I then write "STORM" on the board and ask for the same and write them below the word.
I write "SPRING STORM" on the board and project a picture of a Spring Storm on the board. I ask them how they would describe it? The picture helps because some students can't relate to the difference between a spring storm and a winter storm and it shows a depiction of a storm that is similar to the one described in the poem. Their responses vary a bit from both descriptions given before and I write the new description of this phrase below.
I have their interest so I now introduce that a poet named Jim Wayne Miller wrote a poem entitled "Spring Storm" in which he used metaphors to make comparisons in his description of a a storm that happened in the springtime. Today you are going to read it and describe the comparisons he made and how they affected you, the reader.
In that students are going to have to identify more than one form of figurative language I use the pictures to help them activate their prior knowledge and build conceptual understanding of the poems illustrative words.

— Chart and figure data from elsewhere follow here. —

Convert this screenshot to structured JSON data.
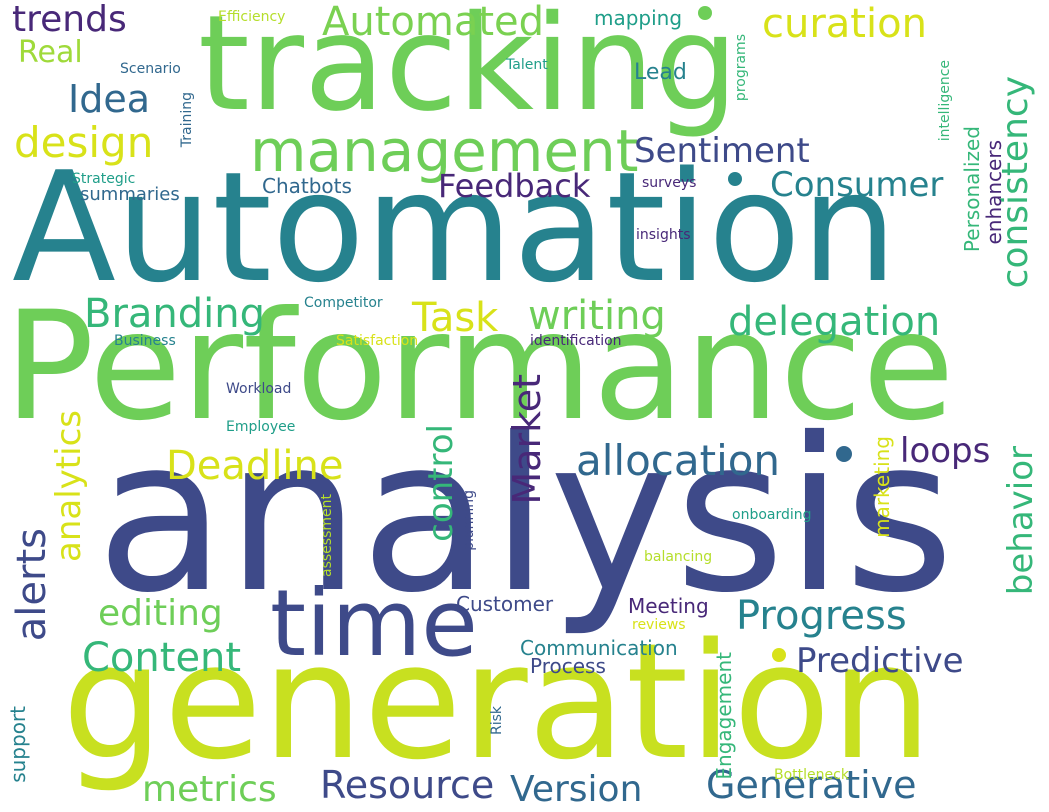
{
  "words": {
    "automation": "Automation",
    "performance": "Performance",
    "analysis": "analysis",
    "generation": "generation",
    "tracking": "tracking",
    "time": "time",
    "management": "management",
    "automated": "Automated",
    "curation": "curation",
    "trends": "trends",
    "real": "Real",
    "idea": "Idea",
    "design": "design",
    "sentiment": "Sentiment",
    "consumer": "Consumer",
    "consistency": "consistency",
    "feedback": "Feedback",
    "chatbots": "Chatbots",
    "summaries": "summaries",
    "strategic": "Strategic",
    "training": "Training",
    "scenario": "Scenario",
    "efficiency": "Efficiency",
    "mapping": "mapping",
    "talent": "Talent",
    "lead": "Lead",
    "programs": "programs",
    "intelligence": "intelligence",
    "personalized": "Personalized",
    "enhancers": "enhancers",
    "surveys": "surveys",
    "insights": "insights",
    "branding": "Branding",
    "task": "Task",
    "writing": "writing",
    "delegation": "delegation",
    "competitor": "Competitor",
    "business": "Business",
    "satisfaction": "Satisfaction",
    "identification": "identification",
    "workload": "Workload",
    "employee": "Employee",
    "analytics": "analytics",
    "deadline": "Deadline",
    "market": "Market",
    "control": "control",
    "allocation": "allocation",
    "loops": "loops",
    "behavior": "behavior",
    "alerts": "alerts",
    "editing": "editing",
    "content": "Content",
    "progress": "Progress",
    "predictive": "Predictive",
    "customer": "Customer",
    "meeting": "Meeting",
    "reviews": "reviews",
    "communication": "Communication",
    "process": "Process",
    "engagement": "Engagement",
    "risk": "Risk",
    "support": "support",
    "metrics": "metrics",
    "resource": "Resource",
    "version": "Version",
    "generative": "Generative",
    "bottleneck": "Bottleneck",
    "assessment": "assessment",
    "planning": "planning",
    "marketing": "marketing",
    "onboarding": "onboarding",
    "balancing": "balancing"
  },
  "palette": {
    "purple": "#482878",
    "indigo": "#3e4a89",
    "blue": "#31688e",
    "teal": "#26828e",
    "sea": "#1f9e89",
    "green": "#35b779",
    "lime": "#6ece58",
    "yellowgreen": "#b5de2b",
    "yellow": "#d8e219",
    "background": "#ffffff"
  }
}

I keep the Spring Storm picture on the board and ask students how the picture of the storm makes them feel. After taking responses I tell them that this is the mood of the picture and the words they used to describe their feelings can create this same mood in poetry.

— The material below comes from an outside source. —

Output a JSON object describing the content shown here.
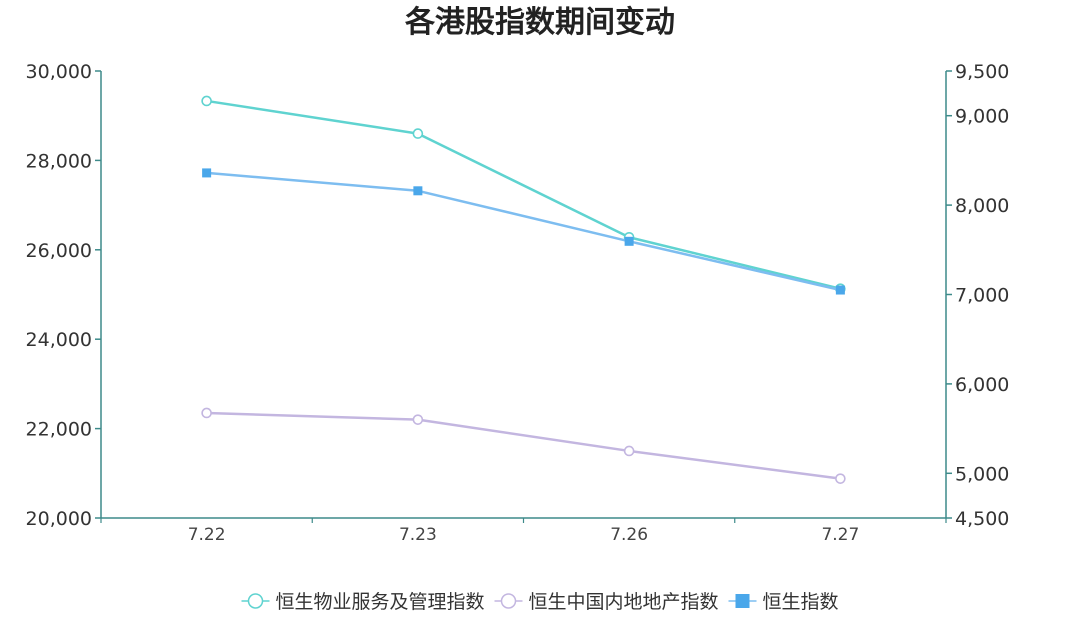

I ask share that I can use their descriptions to create a dangerous mood by writing "The storm was an enormous grey blanket being pulled across the sky". I ask them to identify what other form of figurative language I am using? If they don't see the personification being used I give a short lesson here to activate this too because they will need to know this for the poem evaluation.
I then tell them that spring storms are short weather cycles and that they come and go quicker than winter storms. I replace the original picture with the Spring Storm with Rainbow and ask them to describe what they see? After the rainbow, sun and clearing day are identified I ask them what mood this picture creates for the readers? I take responses and again share that writers and poets can use these same descriptive words to create this mood.
This time I ask students think of a metaphor they can use to describe the rainbow and how they can use their words to create a mood for their readers. I have them write an example on their write boards. They are then asked to turn and share them with their partners, and the partners need to identify the comparison being made and the mood created by it.
I call on three to share with the class and we all guess the mood and comparison being made. This exercise allows everyone to not only practice metaphor writing but also to think about creating the mood for their readers. The partnered discussions lets them create, share and identify - three lessons in one!
I introduce them to the poem "Spring Storm evaluation" worksheet and leave both pictures posted so that they can have both a visual and written reference to the theme of the poem.
I read it once aloud to model how to use expressions and to build understanding. I review the expectations for the worksheet completion. With this group I had to model the first comparison to ensure they knew what to do and then to leave my comparison on the board for reference. I asked who is the "he" in the poem referring to? I had to prod further to say what is the poem about before they made the connection that the he = storm. I then asked what does the first stanza say the storm is doing? Who is he acting like? Are there any other comparisons being made in this stanza? and what two types of figurative language are being used?
I then write "storm is being compared to my brother rushing out of the house" and "screen door slamming is being compared to the sound of thunder"
I set the timer for 15 minutes and have students work independently because I want to see who can apply this knowledge to poetry and who is still struggling with it.
I let those who finish early turn over their papers and create an illustration of the mood of the poem so that those who are slower or struggle can have time to finish. This also lets them apply the knowledge they have of the mood to their drawings - another option I have used is to have them choose one comparison and create a drawing of it that describes both the comparison being made and the mood it creates.
Sharing time! I have them come together and ask a few to share their comparisons identified in the poem.
I close by asking, "How did the author influence the readers with his descriptive word choices? How did the poem change from the beginning to the end? What were some words that created this change?" This is a good poem to teach the identification of change, but my time is almost out so I just to give students a little connection to the idea of change for when I bring it up again.